Nagasawa finished his beer and lit a cigarette.
"Isn't there anything about life that frightens you?" I asked.
"Hey, I'm not a total idiot," said Nagasawa. "Of
course life frightens me sometimes. i don't happen to take that as the premise for everything else though. I'm going to give it a hundred percent and go as far as I can. i'll take what I want and leave what i don't want. That's how I intend to live my life, and if things go bad, I'll stop and reconsider at that point. If you think about it, an unfair society is a society that makes it possible for you to exploit your abilities to the limit."
"Sounds like a pretty self-centered way to live," I said.
"Maybe so, but I'm not just looking up at the sky and waiting for the fruit to drop. In my own way, I'm working hard. I'm working ten times harder than you are."
"That's probably true," I said.
"I look around me sometimes and get sick to my stomach. Why the hell don't these bastards
do something? I wonder. They don't do a damn thing, and then they bitch."
Amazed at the harshness of his tone, I looked at Nagasawa. "The way I see it, people
are working hard. They're working their fingers to the bone. Or am I looking at things wrong?"

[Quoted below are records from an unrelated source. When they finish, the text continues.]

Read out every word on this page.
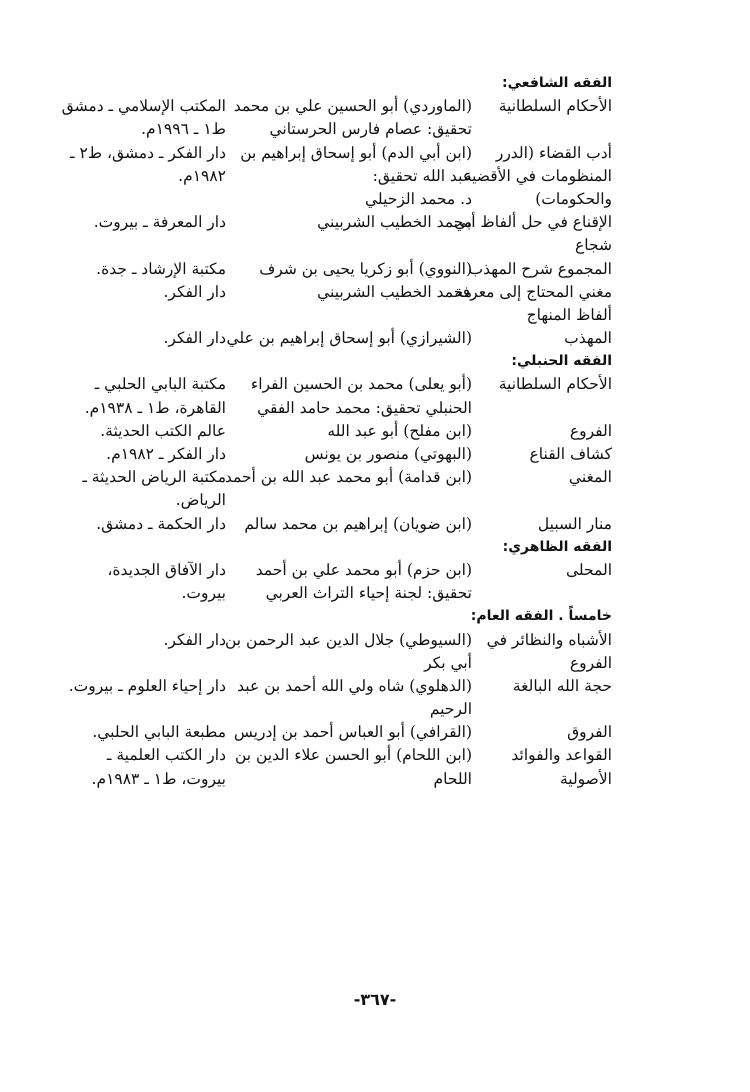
الفقه الشافعي:
الأحكام السلطانية
(الماوردي) أبو الحسين علي بن محمد
تحقيق: عصام فارس الحرستاني
المكتب الإسلامي ـ دمشق
ط١ ـ ١٩٩٦م.
أدب القضاء (الدرر
المنظومات في الأقضية
والحكومات)
(ابن أبي الدم) أبو إسحاق إبراهيم بن
عبد الله تحقيق:
د. محمد الزحيلي
دار الفكر ـ دمشق، ط٢ ـ
١٩٨٢م.
الإقناع في حل ألفاظ أبي
شجاع
محمد الخطيب الشربيني
دار المعرفة ـ بيروت.
المجموع شرح المهذب
(النووي) أبو زكريا يحيى بن شرف
مكتبة الإرشاد ـ جدة.
مغني المحتاج إلى معرفة
ألفاظ المنهاج
محمد الخطيب الشربيني
دار الفكر.
المهذب
(الشيرازي) أبو إسحاق إبراهيم بن علي
دار الفكر.
الفقه الحنبلي:
الأحكام السلطانية
(أبو يعلى) محمد بن الحسين الفراء
الحنبلي تحقيق: محمد حامد الفقي
مكتبة البابي الحلبي ـ
القاهرة، ط١ ـ ١٩٣٨م.
الفروع
(ابن مفلح) أبو عبد الله
عالم الكتب الحديثة.
كشاف القناع
(البهوتي) منصور بن يونس
دار الفكر ـ ١٩٨٢م.
المغني
(ابن قدامة) أبو محمد عبد الله بن أحمد
مكتبة الرياض الحديثة ـ
الرياض.
منار السبيل
(ابن ضويان) إبراهيم بن محمد سالم
دار الحكمة ـ دمشق.
الفقه الظاهري:
المحلى
(ابن حزم) أبو محمد علي بن أحمد
تحقيق: لجنة إحياء التراث العربي
دار الآفاق الجديدة،
بيروت.
خامساً . الفقه العام:
الأشباه والنظائر في
الفروع
(السيوطي) جلال الدين عبد الرحمن بن
أبي بكر
دار الفكر.
حجة الله البالغة
(الدهلوي) شاه ولي الله أحمد بن عبد
الرحيم
دار إحياء العلوم ـ بيروت.
الفروق
(القرافي) أبو العباس أحمد بن إدريس
مطبعة البابي الحلبي.
القواعد والفوائد
الأصولية
(ابن اللحام) أبو الحسن علاء الدين بن
اللحام
دار الكتب العلمية ـ
بيروت، ط١ ـ ١٩٨٣م.
-٣٦٧-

"That's not hard work. It's just manual labor," Nagasawa said with finality. "The 'hard work' I'm talking about is more self-directed and purposeful."
"You mean, like studying Spanish when the job season ends and everybody else is taking it easy?"
"That's it. I'm going to have Spanish mastered by next spring. I've got English and German and French down pat, and I'm most of the way there with Italian. You think things like that happen without hard work?"
Nagasawa puffed on his cigarette while I thought about Midori's father. There was one man who had probably never even thought about starting Spanish lessons on TV. He had probaby never though about the difference between hard work and manual labor, either. He was probably too busy to think about such things--busy with work, and busy bringing home a daughter who had run away to Fukushima.